Latency vs. bandwidth, pick low latency
05/19/15 Category: Performance
Most people incorrectly focus on bandwidth to improve performance, however, performance is a combination of latency and throughput.
Bandwidth is a measure of the theoretical maximum that a medium or connection can deliver. ISPs sell bandwidth, but we get some portion of that in the form of throughput. So, barring any compression or caching tricks, throughput is less than bandwidth. This is very apparent in wireless. While you might get a 3x3:3 AP (meaning 3 streams) and it has a bandwidth potential of 450 Mbps (3 x 150), the observed throughput might be 270 Mbps, 80 Mbps or far slower. It all depends on how many streams the client can support (most mobile devices are one or two streams), signal strength (highly dependent upon distance), signal quality, encoding techniques and background noise not to mention end to end limitations. You might be "happy" to get 20 Mbps of throughput from a 450 Mbps bandwidth capable device. So, focus on observed throughput and stop being fascinated by bandwidth alone.

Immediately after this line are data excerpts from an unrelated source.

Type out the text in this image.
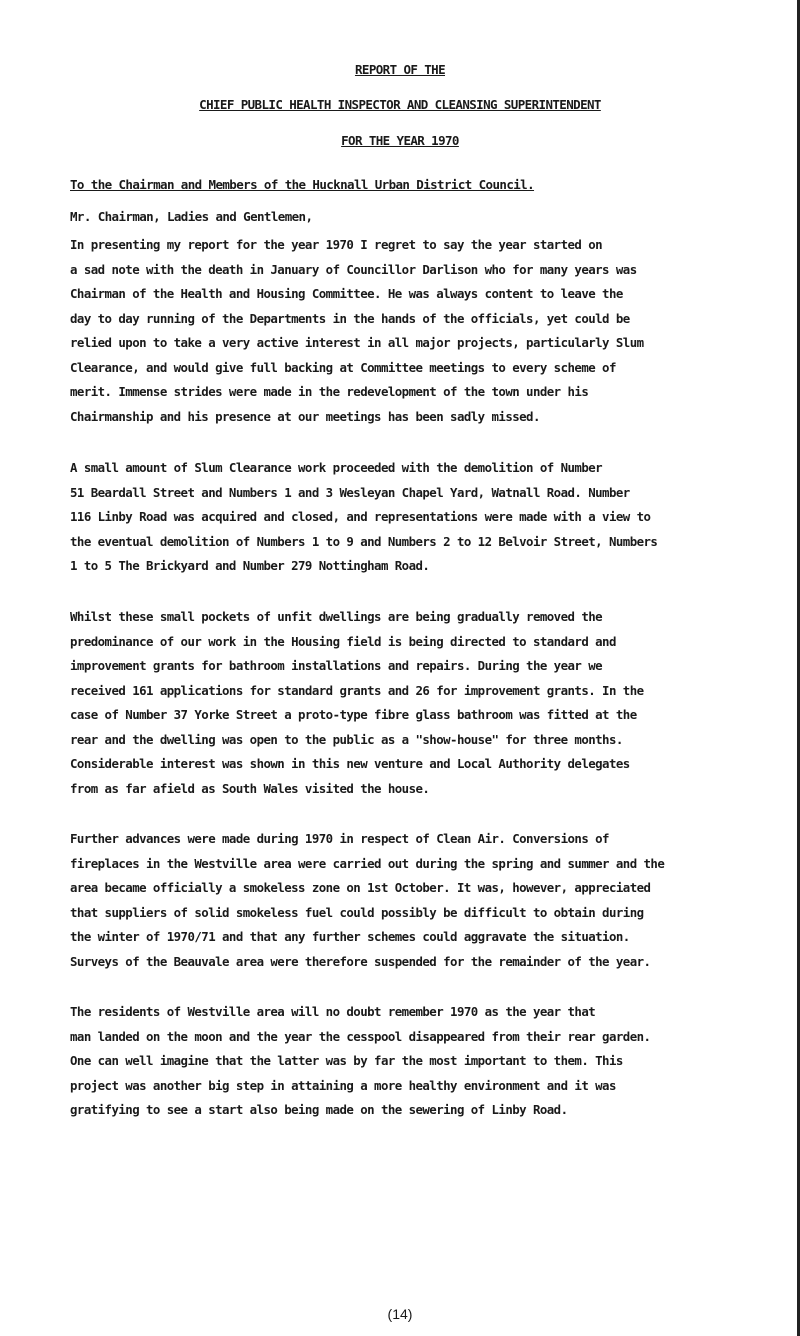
REPORT OF THE
CHIEF PUBLIC HEALTH INSPECTOR AND CLEANSING SUPERINTENDENT
FOR THE YEAR 1970
To the Chairman and Members of the Hucknall Urban District Council.
Mr. Chairman, Ladies and Gentlemen,
In presenting my report for the year 1970 I regret to say the year started on
a sad note with the death in January of Councillor Darlison who for many years was
Chairman of the Health and Housing Committee. He was always content to leave the
day to day running of the Departments in the hands of the officials, yet could be
relied upon to take a very active interest in all major projects, particularly Slum
Clearance, and would give full backing at Committee meetings to every scheme of
merit. Immense strides were made in the redevelopment of the town under his
Chairmanship and his presence at our meetings has been sadly missed.
A small amount of Slum Clearance work proceeded with the demolition of Number
51 Beardall Street and Numbers 1 and 3 Wesleyan Chapel Yard, Watnall Road. Number
116 Linby Road was acquired and closed, and representations were made with a view to
the eventual demolition of Numbers 1 to 9 and Numbers 2 to 12 Belvoir Street, Numbers
1 to 5 The Brickyard and Number 279 Nottingham Road.
Whilst these small pockets of unfit dwellings are being gradually removed the
predominance of our work in the Housing field is being directed to standard and
improvement grants for bathroom installations and repairs. During the year we
received 161 applications for standard grants and 26 for improvement grants. In the
case of Number 37 Yorke Street a proto-type fibre glass bathroom was fitted at the
rear and the dwelling was open to the public as a "show-house" for three months.
Considerable interest was shown in this new venture and Local Authority delegates
from as far afield as South Wales visited the house.
Further advances were made during 1970 in respect of Clean Air. Conversions of
fireplaces in the Westville area were carried out during the spring and summer and the
area became officially a smokeless zone on 1st October. It was, however, appreciated
that suppliers of solid smokeless fuel could possibly be difficult to obtain during
the winter of 1970/71 and that any further schemes could aggravate the situation.
Surveys of the Beauvale area were therefore suspended for the remainder of the year.
The residents of Westville area will no doubt remember 1970 as the year that
man landed on the moon and the year the cesspool disappeared from their rear garden.
One can well imagine that the latter was by far the most important to them. This
project was another big step in attaining a more healthy environment and it was
gratifying to see a start also being made on the sewering of Linby Road.
(14)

Latency is a measure of speed and there are speed limits. In the case of digital communications with predominantly fiber media, the limit is the speed of light. Since light is so fast, we tend to measure latency (delay) in milliseconds (ms), which are one-thousandth of a second. So, 1 millisecond is .001 seconds. It may not seem like much, but it adds up quickly and is very noticeable in "faster" (higher bandwidth) circuits. We can easily measure ping between IP addresses by utilizing the ping command which returns the delay in ms for a round trip time (RTT). Lets use an analogy, lets imagine we're in a car with a speed limit of 60 mph and 300 miles. The RTT latency is 10 hours, notice this is round trip (five hours for each direction).
Packet transports make a difference in latency and throughput. UDP has less overhead in header bytes and processing time. Therefore, UDP is typically faster and has greater throughput. However, unlike TCP, UDP isn't reliable. It's quite effective for video and voice, but not appropriate for file transfer.
A packet contains both headers and payload. For most transmissions the MTU (maximum transmission unit) is 1500 bytes. If we go back to the car analogy, lets imagine the payload is passengers and we have a driver. In this case the unit of transfer is people and we can transfer 4 at a time where 3 are the payload. So if we wanted to transfer 6 people over 300 miles at 60 mph with one four person vehicle, the transfer time would be 20 hours (two 10 hour roundtrips). For 7 people, it's now 30 hours. Payload and round trip times affect throughput.
Everyone is focusing now on bandwidth, but the smart folks are looking more at latency. It's latency that affects the speed and "feel" of interactive transactions. We've all experienced this if you've gone from a spinning hard disk to a solid-state disk. While there can be a difference in transfer time (throughput), the big difference that we feel is IOPS (I/Os per second) as a result of reduced latency which is really important on random reads. Much like networking, transfer size matters to. So on a 512B transfer to/from disk, there can be a 500x difference in IOPS, while the throughput difference might be only be a difference of 2x to 3x. If you've experienced the speed difference in boot times and general use, you can tell the impact of latency versus throughput. Each IOPS transfers data, but because the latency is way smaller on SSD versus a spinning disk (it takes time for that platter to rotate around), you can get many more IOPS in the same amount of time and each IOP transfers a certain payload.
With higher speed networks, just like a long car trip, latency and round trip times wreak havoc. If a car can go 120 mph, but there's a speed limit of 60 mph, the speed limit and round trip time affects how many people you can get from point A to B. You can get a fast car, but it's all about payload and latency with single cars (like a single stream or session). In the data world, the speed limit is physics plain and simple.
With networks, RTT (Latency) and RCV buffers affect throughput for a single session/stream. For instance, if the observed RTT latency between two addresses is 20 ms, then the maximum throughput is 25 Mbps. Latency is constant, which means that as the pipe/ISP bandwidth increases, the throughput does not! Granted like a freeway, you can have multiple users/sessions/streams and move more traffic hence total aggregate throughput for all users can be higher, but a single user/connection will not get greater than 25 Mbps. At 40 ms, it's 12.5 Mbps. At 150 ms, it's 3.33 Mbps.
So, we have to stop focusing on bandwidth and sweat the small stuff (latency), it REALLY adds up. Of course many other factors come into play that can further erode throughput: memory buffer bloat, ISP peering problems, congestion, poor architecture, VPN fragmentation, duplex mismatch, speed mismatch, cable issues, QoS issues, etc.
When selecting ISPs, be realistic about how much more important latency is for throughput and don't get fascinated with bandwidth alone, focus on throughput as a result of latency instead. That's why we focus on enterprise solutions for networking and storage with a focus on low latency solutions for maximum throughput.